Either it was the Bilderbergers or it's a technology that simply isn't feasible, unless we derive electricity from nuclear power. Yup, definitely the Bilderbergers.
That was what was going through my mind. That, and Mac vs. PC.
Sometimes, there are other factors involved. Like marketing.
But I think the real constraint on the electric car was battery life and range.
And possibly the perceived danger of what would happen to the batteries during an accident.
I'd be curious where VHS is in a few years.
''We do, we doooo!''
Yeah, it'd be awful to replace gasoline with something that could explode or catch fire in an accident. /s
the electric car killed itself. actually, it was never alive to begin with. it was a myth.
I'd be curious where VHS is in a few years.
I'll tell where it isn't... It isn't used as a professional broadcast format, which is what Beta became with some modifications after it died as a consumer format.
Actually electric cars are ubiquitous. You just have to go where they are.
A major consumer of electric cars are golf courses. All golf cars are electric.
Their siblings are very widely used by industry to shuttle people around within industrial plants. There are lots of similar cars in trailer and RV communities to move about within the area. There are also smaller electric scooters used extensively to move around in large industrial installations.
Muscular versions are hard at work on docks and other locations in plants carrying the products being manufactured. A large fraction of forklifts are electric cars on steroids.
The electric car is alive and well.
LOL. . /but you know 'truth does not matter - GW will be blamed, anyway ;^)/
Acid burns. You ever been burned by sulphuric acid? And in the electric car models I saw, the batteries were right under the seats.
That'd be as bad as putting the gas tank under the seats. Why not put them over the drive wheels for traction?
I wasn't the engineer - don't ask me!
Ah, and this is the consistent problem these days with people, both general and political.

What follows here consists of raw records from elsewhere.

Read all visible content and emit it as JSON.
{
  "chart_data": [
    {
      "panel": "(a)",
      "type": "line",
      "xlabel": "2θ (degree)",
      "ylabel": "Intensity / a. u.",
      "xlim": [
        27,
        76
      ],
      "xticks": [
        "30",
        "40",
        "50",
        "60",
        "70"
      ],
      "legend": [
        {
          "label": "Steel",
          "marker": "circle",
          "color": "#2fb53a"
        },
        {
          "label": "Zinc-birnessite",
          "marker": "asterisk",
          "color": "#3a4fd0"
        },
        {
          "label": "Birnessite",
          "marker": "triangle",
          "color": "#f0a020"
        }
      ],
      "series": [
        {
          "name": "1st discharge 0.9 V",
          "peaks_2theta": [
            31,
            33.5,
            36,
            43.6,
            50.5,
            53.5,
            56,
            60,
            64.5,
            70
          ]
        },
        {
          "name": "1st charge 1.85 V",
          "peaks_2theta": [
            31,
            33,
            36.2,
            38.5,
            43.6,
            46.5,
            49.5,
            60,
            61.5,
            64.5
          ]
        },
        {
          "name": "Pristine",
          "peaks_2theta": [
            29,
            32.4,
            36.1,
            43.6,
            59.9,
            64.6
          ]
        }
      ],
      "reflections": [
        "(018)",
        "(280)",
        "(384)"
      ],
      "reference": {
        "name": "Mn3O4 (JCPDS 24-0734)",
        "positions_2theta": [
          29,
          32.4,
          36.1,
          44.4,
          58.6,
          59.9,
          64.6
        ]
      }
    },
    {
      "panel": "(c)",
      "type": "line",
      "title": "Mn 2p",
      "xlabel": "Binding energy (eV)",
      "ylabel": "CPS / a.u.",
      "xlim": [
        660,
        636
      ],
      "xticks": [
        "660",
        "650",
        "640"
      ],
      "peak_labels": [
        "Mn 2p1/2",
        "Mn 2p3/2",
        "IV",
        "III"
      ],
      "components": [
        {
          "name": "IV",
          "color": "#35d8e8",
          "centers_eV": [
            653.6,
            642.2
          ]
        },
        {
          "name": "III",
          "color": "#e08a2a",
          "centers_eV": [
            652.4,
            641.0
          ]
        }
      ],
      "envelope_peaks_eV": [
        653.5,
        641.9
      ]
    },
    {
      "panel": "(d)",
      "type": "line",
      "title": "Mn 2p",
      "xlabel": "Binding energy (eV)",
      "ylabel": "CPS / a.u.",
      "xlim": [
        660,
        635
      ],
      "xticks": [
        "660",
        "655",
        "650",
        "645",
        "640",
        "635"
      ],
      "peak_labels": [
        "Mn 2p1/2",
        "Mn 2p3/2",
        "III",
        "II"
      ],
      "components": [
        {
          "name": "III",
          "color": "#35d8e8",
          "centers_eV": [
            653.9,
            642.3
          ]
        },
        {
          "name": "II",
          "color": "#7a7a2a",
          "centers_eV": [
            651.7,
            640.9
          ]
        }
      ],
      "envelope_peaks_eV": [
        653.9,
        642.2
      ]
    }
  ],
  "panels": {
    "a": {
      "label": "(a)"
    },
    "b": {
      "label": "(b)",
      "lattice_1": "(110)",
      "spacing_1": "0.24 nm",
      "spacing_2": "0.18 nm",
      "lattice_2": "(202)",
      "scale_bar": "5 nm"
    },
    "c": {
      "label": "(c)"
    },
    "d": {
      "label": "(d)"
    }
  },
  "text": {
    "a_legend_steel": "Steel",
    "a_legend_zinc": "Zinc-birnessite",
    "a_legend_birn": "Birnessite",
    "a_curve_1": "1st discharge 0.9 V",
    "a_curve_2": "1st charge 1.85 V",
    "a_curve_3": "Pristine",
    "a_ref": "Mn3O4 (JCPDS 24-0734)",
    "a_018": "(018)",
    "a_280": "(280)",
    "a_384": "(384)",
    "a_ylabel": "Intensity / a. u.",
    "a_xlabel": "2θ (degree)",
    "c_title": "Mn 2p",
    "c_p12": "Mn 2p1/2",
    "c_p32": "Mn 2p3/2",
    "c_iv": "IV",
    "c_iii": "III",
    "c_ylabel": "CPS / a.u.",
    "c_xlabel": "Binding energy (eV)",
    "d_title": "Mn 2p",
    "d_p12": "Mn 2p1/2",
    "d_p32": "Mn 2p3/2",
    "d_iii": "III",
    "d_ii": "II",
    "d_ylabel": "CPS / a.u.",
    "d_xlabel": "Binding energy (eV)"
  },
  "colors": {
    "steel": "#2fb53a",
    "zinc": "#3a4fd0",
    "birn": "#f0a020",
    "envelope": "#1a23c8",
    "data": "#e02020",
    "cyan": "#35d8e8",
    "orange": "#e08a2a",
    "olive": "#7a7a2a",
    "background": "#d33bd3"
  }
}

Today, everyone thinks everything is possible. Seems polar opposite of 100+ years ago where nothing was possible ("get a horse", "it'll never fly").
You know the dictum about "you can't legislate morality"? Well, alot of that is hogwash, but a solid truth to tell these know-nothing morons is "you can't legislate technological progress"!
Good point. Those utility vehicles are typically in a 'fleet' (there are others to use while some are charging), they typically need to be zero emission (inside use or odorless requirement), their use is short-range and on-site, and they're very basic machines. They successfully and cost-effectively fill those particular needs. And, we don't see testosterone-spiking commercials for hemi-powered golf carts smoking the course.
Yeah and when that sucker got tangled up............wow what a ball of wiring.
Made the debacle in Chevy Chases' Christmas Vacation movie look rather tame by comparison.
:)
Watching Jay Leno drive his c. 1910 Stanley shows just how fast these things are (acceleration-wise). Steam is incredible; if a tiny box on the front of a giant steamer locomotive and 200-car long train can propel that entire train at even 55 mph for hours, you know steam is incredibly powerful.
However, there were/are problems implementing it on a small scale. Even the best flash-point steamers like Doble - the last to die out - had trouble especially with STEAM-UP TIME. You have to wait a significant amount of time to get going - just like electrics. This is the same for locomotives (which had different mechanisms for heating, of course) - they take a long time to "warm up". It's also why they would absolutely continue running between reasonably spaced jobs - turning it down and up again would waste alot of fuel and time.
Steam is a great idea - better than electric, in general, I think - but someone has to come up with a way to warm it up "instantly" and efficiently (you need something to make steam - fuel or electric), primarily.